/Your Mindful To-Do List

Your Mindful To-Do List

To Do List

Who doesn’t have a to-do list? That familiar cascade of items which never seems to clear fully.

It sure seems that as soon as it shortens, twelve more things find their way on the end of that list (or jump to the top of it), bringing us back to square one.

It’s great to be responsible and to know I am in control of my own life. There’s a great freedom that comes with adulthood—I am not dependent on anyone else to provide me food or clothing.

No one is checking up to see if I have done my homework or brushed my teeth. My life is entirely in my control.

The Pressure of Have-Tos

However, this responsibility and independence has its downside. I find myself frequently asking myself, “What do I have to do?”

I look at my task list—which is digitally-synchronized across my devices—and often feel overwhelmed at what I see.

In an attempt to soften the overwhelm, I strategize. “OK, I can call my mom as I’m sweeping the floors.” So I call her up and grab the broom.

I am already multitasking as I sweep my way into my bedroom and see a basket full of clean laundry.

I pause the sweeping to put my clothes away, all the while half-listening to what my mom is saying, waiting for her to pause for me to interject a comment which will make it appear that I am listening.

Then she asks me about scheduling a lunch, so I leave my bedroom to get to my calendar. Next to the calendar I see a wedding invite, and I realize that I haven’t RSVP’d yet and need to do that today as well.

Oh, and it’s March. Don’t. Forget.
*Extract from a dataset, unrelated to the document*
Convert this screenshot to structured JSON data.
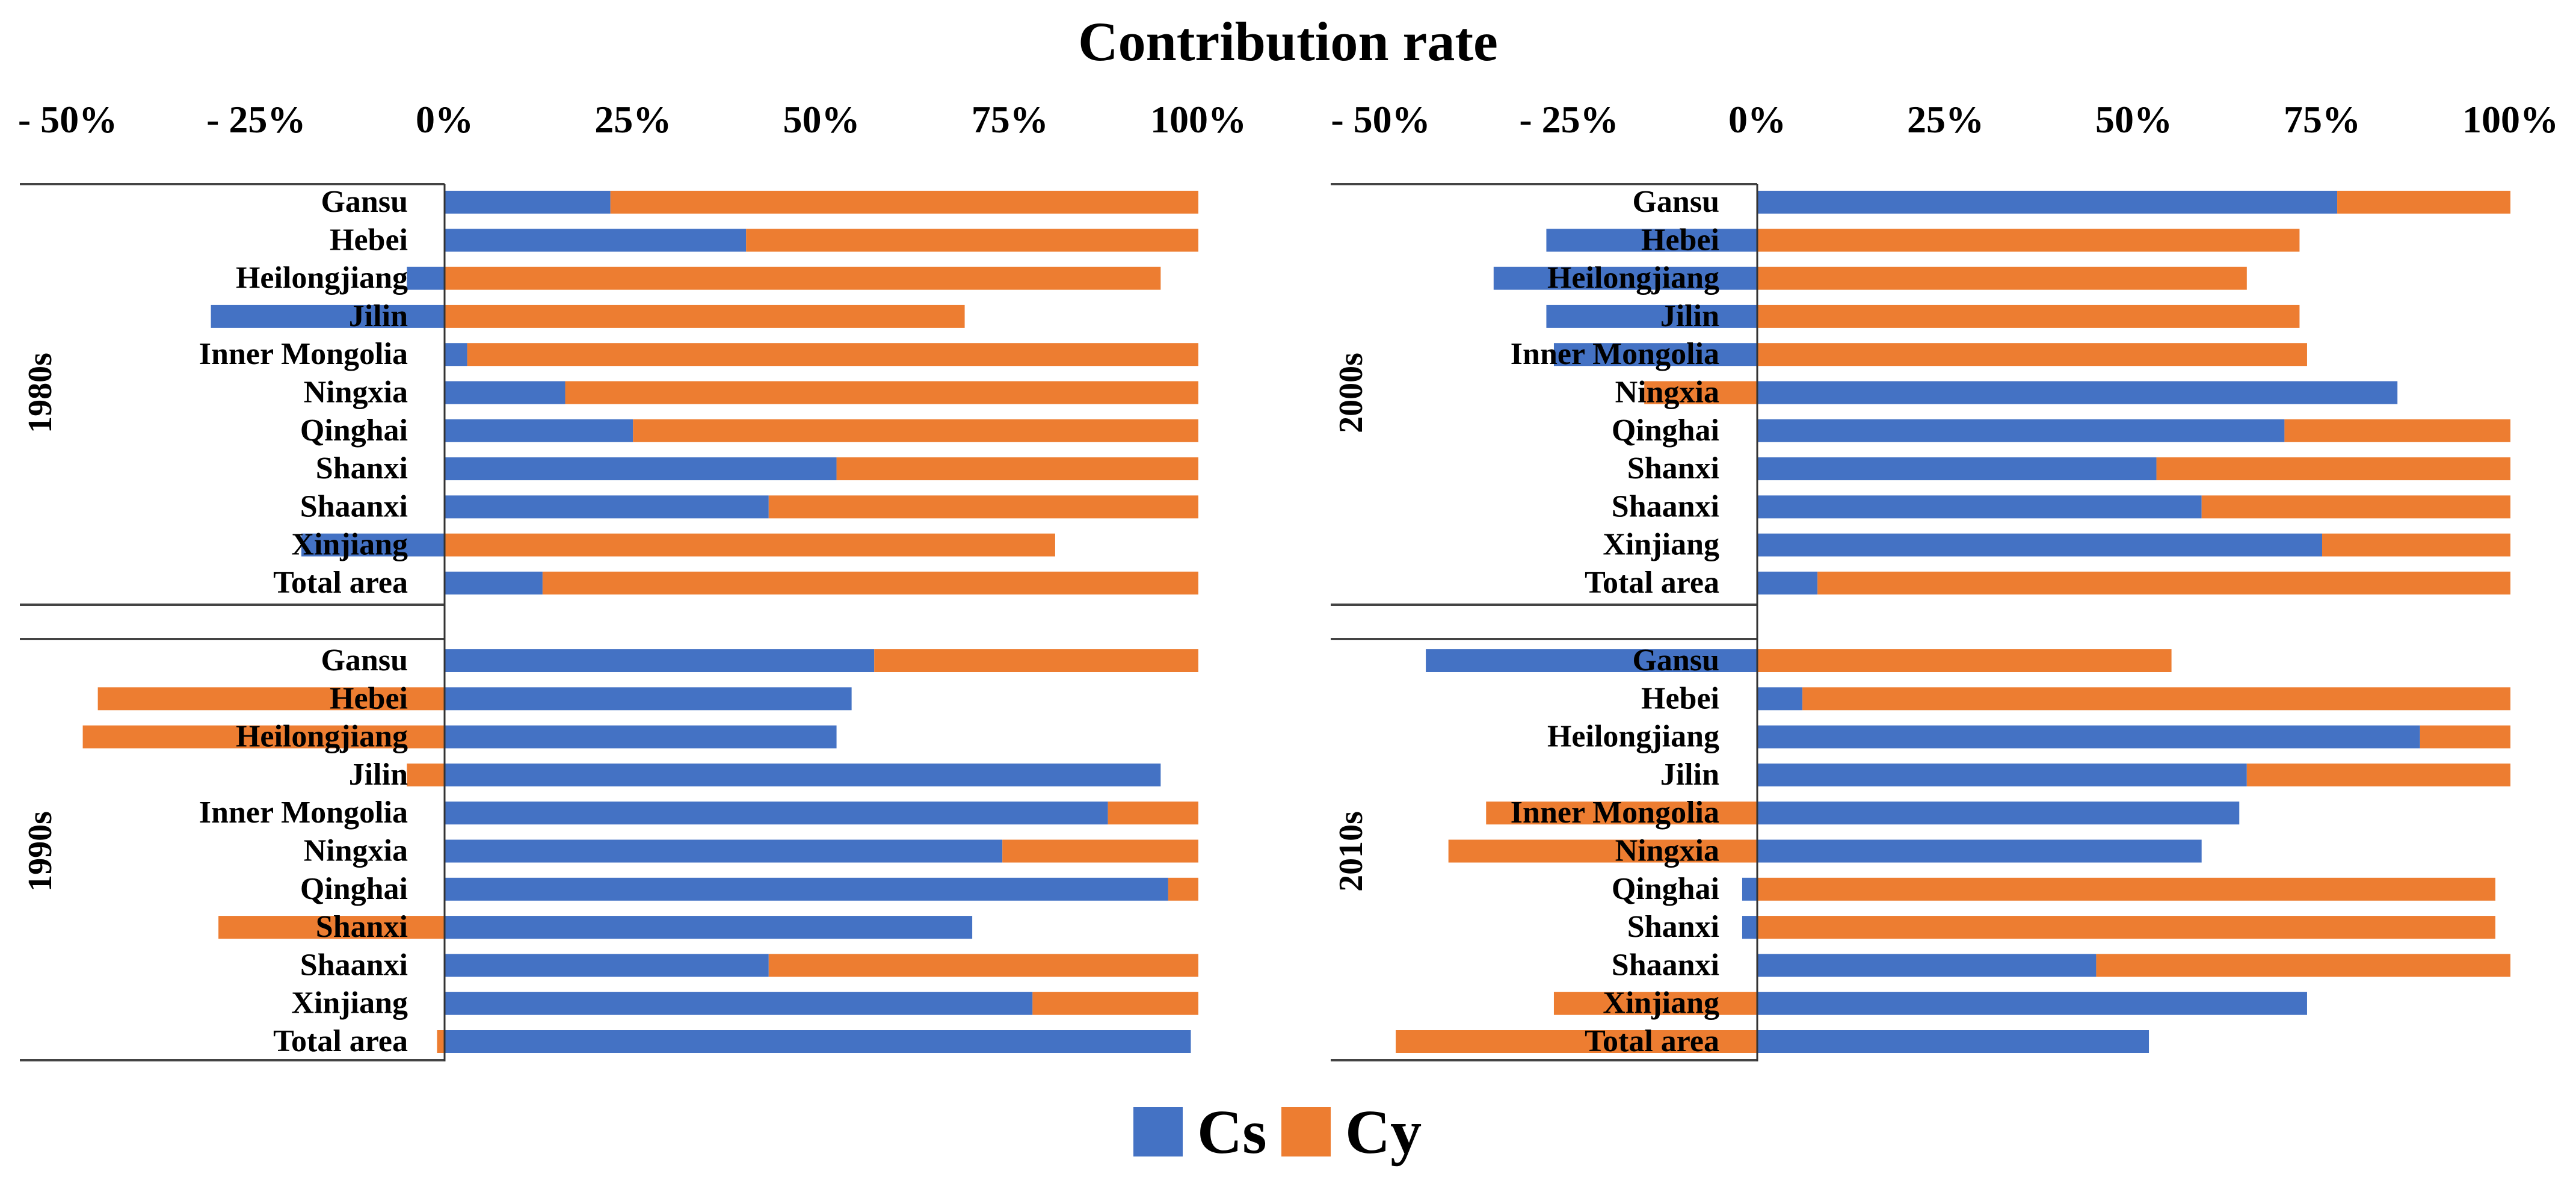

Taxes.

The Fleeting Promise of Multitasking

When the conversation with my mom is over, I sit down to focus on preparing my annual tax documents…with the floors half-swept, the laundry half-put away, and the wedding RSVP card unsigned on the counter.

Then the feeling of overwhelm increases with a newfound urgency, because I have started and half-completed a host of tasks.

The chaos of that scene is just an example of what so many of us do every day. We are often in such a rush to get things done, focusing on the end result of having things done that we lose sight of the process.

This lack of presence leads to a much higher chance that tasks will be done incompletely or errantly.

If I am not paying attention to sweeping, I can easily miss an area of the floor, or accidentally sweep up something that isn’t trash and have that be lost for good. This inevitably leads to greater problems down the road, because I’ll be accountable for a potentially preventable mistake that I made.

I am not alone in getting great satisfaction in crossing something off my to-do list. Yet that satisfaction is fleeting, as the newest top priority is now staring me in the face, and the pressure to complete that task immediately evident.

So the cycle continues.


What if I approached that same list in a more mindful way?

I call my mom and sit down as we speak. In a mindful phone call, I can relate far better with her. I hear what she is saying, and am able to respond.

On some level, it’s clear to her that I am listening to her and responding with presence. The benefit for her, and for our relationship, is immeasurable.

After I get off the phone, I turn to sweep. As this is the only task I am working on. I am very mindful about where the broom is going, what areas of the floor I have gotten and haven’t.

Focusing only on sweeping, I’m free to notice my wife’s missing earring on the floor. I find a natural rhythm with the broom and enjoy the process.

The process of being mindful is applicable to any task. When performing a task, make that the only thing you are doing.

How Are You Spending Your Life?

Completing these tasks is going to take a certain amount of time regardless. I can choose to rush through four things simultaneously, doing them all with divided attention, stressing along the way, for that momentary satisfaction of crossing them off my list.

Of the finite amount of time I am here on this earth, in this case I am choosing to spend a portion of it in stress completing the task for that momentary satisfaction of having completed it.

Instead, if I approach my tasks with mindfulness and bring presence to what I’m doing, my time on earth is suddenly more enjoyable and far less stressful. On top of this, I still have the satisfaction of crossing the item off my to-do list.

I invite you to consider how you’re approaching the things that you have to do. Can you bring a sense of mindfulness to them?

Start with the very next task you are going to complete, whether it’s reading an article, eating a meal, or walking to your car. What does it feel like to do only that task?